When Steve Jobs introduced the original iPhone to the world, the prototype's screen actually featured hard plastic instead of cover glass, Apple's COO Jeff Williams told an audience of plant workers, reporters, business, and community leaders Friday at Corning's Harrodsburg, Kentucky, facility.
The world loved it, but there was one problem. Steve called to tell his COO that when he carried the device in his pocket, the screen scratched right away.
"He said, 'We need glass,'" Jeff told the group. "And I said, within three to four years, technology may evolve…
"He said, 'No, when it ships in June it needs to be glass. I don't know how we're going to do it, but when it ships in June it's gotta be glass.'"
That's where Corning came in, Jeff explained.
"Wendell said, 'I think I have an idea.' The teams scrambled. When we launched in June, customers had an iPhone that had the beautiful feel of Corning glass and was scratch resistant. It helped set the tone for iPhone."

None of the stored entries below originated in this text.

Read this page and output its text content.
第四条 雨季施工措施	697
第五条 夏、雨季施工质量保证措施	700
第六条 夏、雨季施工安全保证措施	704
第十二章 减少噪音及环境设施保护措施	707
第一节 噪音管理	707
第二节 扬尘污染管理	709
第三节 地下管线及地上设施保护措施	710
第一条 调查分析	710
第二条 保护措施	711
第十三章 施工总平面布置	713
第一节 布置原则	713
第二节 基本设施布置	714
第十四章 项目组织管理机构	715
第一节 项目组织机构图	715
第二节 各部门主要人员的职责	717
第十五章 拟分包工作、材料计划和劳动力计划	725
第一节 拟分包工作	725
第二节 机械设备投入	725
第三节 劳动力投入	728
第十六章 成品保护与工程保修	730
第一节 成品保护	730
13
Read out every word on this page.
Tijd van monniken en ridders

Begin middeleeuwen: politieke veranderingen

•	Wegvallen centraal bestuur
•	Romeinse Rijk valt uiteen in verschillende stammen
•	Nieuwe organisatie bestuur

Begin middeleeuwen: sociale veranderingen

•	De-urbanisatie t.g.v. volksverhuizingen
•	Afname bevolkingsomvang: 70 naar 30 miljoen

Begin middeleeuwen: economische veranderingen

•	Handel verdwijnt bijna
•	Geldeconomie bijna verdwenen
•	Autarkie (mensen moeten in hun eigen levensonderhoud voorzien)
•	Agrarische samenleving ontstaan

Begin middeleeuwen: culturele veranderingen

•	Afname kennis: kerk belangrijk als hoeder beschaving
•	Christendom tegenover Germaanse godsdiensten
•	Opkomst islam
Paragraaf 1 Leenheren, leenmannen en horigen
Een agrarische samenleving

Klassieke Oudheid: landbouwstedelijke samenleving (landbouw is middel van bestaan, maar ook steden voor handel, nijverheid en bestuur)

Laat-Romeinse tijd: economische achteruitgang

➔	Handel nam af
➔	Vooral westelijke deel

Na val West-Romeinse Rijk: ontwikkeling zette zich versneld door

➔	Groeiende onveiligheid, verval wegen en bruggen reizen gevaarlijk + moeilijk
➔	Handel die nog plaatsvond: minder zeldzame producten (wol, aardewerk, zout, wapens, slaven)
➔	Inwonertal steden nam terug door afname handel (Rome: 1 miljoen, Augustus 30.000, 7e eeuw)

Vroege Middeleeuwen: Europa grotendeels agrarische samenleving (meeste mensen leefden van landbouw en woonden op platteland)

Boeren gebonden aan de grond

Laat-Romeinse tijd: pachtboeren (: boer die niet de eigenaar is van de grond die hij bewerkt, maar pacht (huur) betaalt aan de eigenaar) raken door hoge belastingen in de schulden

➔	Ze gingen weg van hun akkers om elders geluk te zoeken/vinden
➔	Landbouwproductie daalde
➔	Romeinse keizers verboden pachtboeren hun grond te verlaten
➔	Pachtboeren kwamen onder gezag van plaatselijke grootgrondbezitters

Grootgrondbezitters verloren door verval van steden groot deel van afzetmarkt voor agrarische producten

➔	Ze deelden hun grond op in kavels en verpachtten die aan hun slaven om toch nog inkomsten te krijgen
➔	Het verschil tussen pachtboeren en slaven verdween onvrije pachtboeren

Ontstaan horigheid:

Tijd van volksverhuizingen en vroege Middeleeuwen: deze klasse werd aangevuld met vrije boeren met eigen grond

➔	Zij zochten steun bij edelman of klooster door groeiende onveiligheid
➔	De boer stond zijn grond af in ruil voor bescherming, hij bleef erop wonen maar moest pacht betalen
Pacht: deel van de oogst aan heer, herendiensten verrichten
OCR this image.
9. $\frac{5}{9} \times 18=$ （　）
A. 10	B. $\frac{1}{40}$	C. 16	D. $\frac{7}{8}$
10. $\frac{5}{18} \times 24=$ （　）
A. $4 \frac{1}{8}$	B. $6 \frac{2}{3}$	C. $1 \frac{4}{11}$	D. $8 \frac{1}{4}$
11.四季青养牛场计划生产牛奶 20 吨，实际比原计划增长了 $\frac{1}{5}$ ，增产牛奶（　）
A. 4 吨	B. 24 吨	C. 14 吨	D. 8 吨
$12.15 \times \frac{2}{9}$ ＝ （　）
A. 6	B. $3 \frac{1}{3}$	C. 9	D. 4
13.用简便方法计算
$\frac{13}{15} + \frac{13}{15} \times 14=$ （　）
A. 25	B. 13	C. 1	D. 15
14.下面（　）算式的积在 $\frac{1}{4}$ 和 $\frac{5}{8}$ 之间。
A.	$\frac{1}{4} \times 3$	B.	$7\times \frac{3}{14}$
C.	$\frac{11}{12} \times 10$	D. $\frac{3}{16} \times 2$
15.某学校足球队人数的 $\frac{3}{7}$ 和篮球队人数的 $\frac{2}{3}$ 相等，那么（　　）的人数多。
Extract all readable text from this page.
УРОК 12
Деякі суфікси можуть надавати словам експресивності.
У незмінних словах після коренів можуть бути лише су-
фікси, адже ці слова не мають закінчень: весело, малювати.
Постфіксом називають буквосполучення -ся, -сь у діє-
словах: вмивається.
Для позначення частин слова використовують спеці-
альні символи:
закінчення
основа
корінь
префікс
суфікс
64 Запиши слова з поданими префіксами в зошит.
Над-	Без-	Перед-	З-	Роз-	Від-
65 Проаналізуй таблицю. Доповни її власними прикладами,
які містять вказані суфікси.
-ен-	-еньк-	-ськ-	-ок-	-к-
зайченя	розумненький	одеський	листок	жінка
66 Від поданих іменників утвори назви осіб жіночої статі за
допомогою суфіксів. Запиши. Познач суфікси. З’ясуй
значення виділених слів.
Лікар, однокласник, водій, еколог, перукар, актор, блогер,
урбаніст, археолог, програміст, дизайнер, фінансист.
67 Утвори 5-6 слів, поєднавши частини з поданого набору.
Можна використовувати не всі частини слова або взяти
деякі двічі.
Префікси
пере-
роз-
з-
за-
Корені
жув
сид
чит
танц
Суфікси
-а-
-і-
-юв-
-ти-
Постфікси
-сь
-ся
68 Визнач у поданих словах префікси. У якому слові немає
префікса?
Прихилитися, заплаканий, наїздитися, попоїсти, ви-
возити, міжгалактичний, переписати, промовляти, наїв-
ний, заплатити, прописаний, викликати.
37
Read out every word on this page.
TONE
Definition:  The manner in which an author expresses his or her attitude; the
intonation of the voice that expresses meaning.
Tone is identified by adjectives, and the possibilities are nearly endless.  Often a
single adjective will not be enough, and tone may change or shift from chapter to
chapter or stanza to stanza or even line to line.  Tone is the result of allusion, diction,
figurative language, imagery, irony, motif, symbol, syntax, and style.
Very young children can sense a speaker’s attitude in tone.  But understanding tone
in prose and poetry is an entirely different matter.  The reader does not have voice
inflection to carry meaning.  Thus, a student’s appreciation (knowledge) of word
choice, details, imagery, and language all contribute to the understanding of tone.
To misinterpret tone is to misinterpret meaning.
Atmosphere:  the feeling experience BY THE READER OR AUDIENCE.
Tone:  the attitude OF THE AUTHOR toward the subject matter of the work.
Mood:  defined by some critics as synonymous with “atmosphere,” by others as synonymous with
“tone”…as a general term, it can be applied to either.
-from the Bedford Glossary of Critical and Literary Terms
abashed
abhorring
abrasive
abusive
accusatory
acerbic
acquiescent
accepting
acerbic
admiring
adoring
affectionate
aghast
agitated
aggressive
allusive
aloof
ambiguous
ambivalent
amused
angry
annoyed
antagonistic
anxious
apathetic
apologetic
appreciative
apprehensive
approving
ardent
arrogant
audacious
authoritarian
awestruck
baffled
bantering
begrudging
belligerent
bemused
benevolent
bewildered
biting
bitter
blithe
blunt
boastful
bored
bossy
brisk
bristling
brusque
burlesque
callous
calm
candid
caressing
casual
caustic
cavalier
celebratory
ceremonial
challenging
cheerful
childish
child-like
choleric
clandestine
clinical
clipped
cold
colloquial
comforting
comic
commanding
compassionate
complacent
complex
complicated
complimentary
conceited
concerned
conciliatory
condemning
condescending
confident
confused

Jeff used this story to explain why Corning is the first company to receive an investment from Apple's new Advanced Manufacturing Fund as part of the company's commitment to foster innovation among American manufacturers. Earlier Friday, Apple announced that it would be making a $200 million investment in support of Corning's R&D, capital equipment needs, and state-of-the-art glass processing focused on work done at Corning's Harrodsburg facility.